As a mother whose son once got heat exhaustion after just a few hours outside on a hot day, I take the heat seriously.

It doesn’t take a heat wave for someone to get heat exhaustion – my son is proof of that.

After a visit to a waterpark a few years ago, my son seemed off. His head hurt and he was fatigued. Not an hour later, he was throwing up. It was cool cloths on the head, as much fluids as possible and Children’s Tylenol for the next 24 hours. Then again, this year, after just a few hours in the pool on a particularly hot afternoon, he began clutching his head and screaming. And this is a healthy boy who is forced to stay hydrated. But for some reason he’s affected by heat more than my younger daughter.

During last year’s heat wave, Fraser Health issued a press release noting health-related illness can be as mild as thirst and dizziness – or as severe as death. They recommend spending the hottest hours of the day – 11 a.m. to 2 p.m. – out of the sun. And stay hydrated, they urged – don’t wait until you’re thirsty to drink water.

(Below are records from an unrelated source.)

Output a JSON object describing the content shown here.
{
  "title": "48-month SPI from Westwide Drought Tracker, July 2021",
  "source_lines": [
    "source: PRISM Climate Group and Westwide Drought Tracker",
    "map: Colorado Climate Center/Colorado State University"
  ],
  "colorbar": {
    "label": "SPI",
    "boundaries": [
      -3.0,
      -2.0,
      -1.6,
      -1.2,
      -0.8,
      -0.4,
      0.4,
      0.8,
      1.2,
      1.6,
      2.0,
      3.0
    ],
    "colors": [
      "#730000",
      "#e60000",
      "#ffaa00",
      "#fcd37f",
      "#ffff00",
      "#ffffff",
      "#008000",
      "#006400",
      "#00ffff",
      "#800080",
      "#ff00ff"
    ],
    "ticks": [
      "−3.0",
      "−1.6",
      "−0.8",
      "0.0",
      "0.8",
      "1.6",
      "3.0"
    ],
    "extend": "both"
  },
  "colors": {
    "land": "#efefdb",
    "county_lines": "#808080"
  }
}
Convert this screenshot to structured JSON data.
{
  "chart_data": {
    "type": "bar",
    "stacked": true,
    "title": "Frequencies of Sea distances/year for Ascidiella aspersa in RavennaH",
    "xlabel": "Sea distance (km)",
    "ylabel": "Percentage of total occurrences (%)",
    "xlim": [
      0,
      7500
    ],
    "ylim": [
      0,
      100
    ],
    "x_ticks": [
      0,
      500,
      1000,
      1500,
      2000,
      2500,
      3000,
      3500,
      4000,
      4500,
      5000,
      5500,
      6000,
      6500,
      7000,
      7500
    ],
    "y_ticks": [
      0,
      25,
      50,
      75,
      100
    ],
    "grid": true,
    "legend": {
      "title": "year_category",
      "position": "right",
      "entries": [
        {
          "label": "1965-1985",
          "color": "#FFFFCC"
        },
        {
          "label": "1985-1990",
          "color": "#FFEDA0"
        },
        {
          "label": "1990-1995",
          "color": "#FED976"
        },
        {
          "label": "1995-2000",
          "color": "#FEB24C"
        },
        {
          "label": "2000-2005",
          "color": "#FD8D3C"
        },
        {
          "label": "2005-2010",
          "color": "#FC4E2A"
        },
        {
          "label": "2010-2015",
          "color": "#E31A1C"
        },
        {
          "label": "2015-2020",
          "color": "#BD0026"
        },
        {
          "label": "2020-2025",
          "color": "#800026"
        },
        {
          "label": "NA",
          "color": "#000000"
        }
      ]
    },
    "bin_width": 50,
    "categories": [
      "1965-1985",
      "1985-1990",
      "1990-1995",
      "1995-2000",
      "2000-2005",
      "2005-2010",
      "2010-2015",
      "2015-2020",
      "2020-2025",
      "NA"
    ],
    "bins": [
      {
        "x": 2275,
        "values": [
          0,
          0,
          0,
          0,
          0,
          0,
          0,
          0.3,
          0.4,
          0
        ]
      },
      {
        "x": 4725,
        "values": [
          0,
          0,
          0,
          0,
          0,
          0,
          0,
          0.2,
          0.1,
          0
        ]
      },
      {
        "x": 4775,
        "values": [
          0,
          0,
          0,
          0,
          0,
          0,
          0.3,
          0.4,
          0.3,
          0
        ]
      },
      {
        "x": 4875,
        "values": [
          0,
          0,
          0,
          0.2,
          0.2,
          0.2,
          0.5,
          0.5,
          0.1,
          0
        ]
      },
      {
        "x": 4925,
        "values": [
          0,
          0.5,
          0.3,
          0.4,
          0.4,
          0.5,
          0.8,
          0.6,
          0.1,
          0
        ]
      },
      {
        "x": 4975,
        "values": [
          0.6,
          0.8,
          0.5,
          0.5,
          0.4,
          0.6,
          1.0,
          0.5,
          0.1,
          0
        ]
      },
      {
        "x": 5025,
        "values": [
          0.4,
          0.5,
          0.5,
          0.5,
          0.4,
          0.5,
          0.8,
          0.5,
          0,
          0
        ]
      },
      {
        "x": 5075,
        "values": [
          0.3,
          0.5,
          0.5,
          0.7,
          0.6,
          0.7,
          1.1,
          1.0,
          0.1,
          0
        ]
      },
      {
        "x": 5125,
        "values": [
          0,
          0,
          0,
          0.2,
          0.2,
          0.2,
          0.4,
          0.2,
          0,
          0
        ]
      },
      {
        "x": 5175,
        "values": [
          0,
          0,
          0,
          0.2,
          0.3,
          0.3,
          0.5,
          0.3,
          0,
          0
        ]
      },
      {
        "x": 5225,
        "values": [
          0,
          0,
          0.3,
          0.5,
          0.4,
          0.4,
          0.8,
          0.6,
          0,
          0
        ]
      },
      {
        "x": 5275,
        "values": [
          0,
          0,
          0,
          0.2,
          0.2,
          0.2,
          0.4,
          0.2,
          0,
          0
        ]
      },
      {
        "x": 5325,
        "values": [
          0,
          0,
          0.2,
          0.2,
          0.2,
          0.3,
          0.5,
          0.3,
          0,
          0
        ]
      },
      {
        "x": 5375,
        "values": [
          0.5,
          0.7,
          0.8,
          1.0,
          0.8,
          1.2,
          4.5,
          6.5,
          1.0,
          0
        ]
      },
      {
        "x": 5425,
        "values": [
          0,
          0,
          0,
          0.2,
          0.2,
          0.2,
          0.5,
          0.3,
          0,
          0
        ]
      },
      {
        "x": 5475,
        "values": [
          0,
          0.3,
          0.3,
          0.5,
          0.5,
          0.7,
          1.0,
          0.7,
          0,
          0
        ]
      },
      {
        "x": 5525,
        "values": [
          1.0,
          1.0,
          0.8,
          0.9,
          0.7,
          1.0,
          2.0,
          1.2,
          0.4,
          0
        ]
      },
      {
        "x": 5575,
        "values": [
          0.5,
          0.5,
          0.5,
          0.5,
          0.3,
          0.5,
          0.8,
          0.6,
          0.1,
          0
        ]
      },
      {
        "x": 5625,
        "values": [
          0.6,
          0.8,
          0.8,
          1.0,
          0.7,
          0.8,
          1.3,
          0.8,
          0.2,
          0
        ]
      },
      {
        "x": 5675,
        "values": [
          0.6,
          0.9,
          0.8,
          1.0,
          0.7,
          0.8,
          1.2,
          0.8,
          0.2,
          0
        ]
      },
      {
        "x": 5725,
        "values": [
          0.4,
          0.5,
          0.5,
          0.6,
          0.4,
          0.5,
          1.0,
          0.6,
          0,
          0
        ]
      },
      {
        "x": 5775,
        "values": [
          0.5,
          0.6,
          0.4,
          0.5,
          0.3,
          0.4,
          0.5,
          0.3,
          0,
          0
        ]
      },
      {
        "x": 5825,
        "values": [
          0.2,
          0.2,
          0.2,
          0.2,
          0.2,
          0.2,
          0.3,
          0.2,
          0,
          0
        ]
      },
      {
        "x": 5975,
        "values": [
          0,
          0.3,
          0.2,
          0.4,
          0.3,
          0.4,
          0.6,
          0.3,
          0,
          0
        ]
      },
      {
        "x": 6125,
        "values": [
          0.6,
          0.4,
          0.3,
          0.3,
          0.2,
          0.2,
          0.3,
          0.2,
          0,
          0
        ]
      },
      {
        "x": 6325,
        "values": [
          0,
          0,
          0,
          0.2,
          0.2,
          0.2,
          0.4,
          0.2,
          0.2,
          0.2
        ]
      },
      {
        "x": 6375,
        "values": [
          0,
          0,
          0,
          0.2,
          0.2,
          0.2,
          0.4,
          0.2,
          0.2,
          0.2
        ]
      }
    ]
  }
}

I’ve learned that lesson with my son, and whenever it happens to him, my mind wanders to those who are out on the street that day.

I checked in with the folks at the Pop-Up Soup Kitchen and turns out, they’ve handed out more than 400 bottles in the last week alone (props to PepsiCo for donating 20 cases to the group). If that’s not proof of the need, I don’t know what is.

As I’ve been told by the staff at city hall, the water fountain is simply hooked up to a fire hydrant.

A simple task, and it could save a life.

So Surrey, if you need a request to install it, here it is. From me.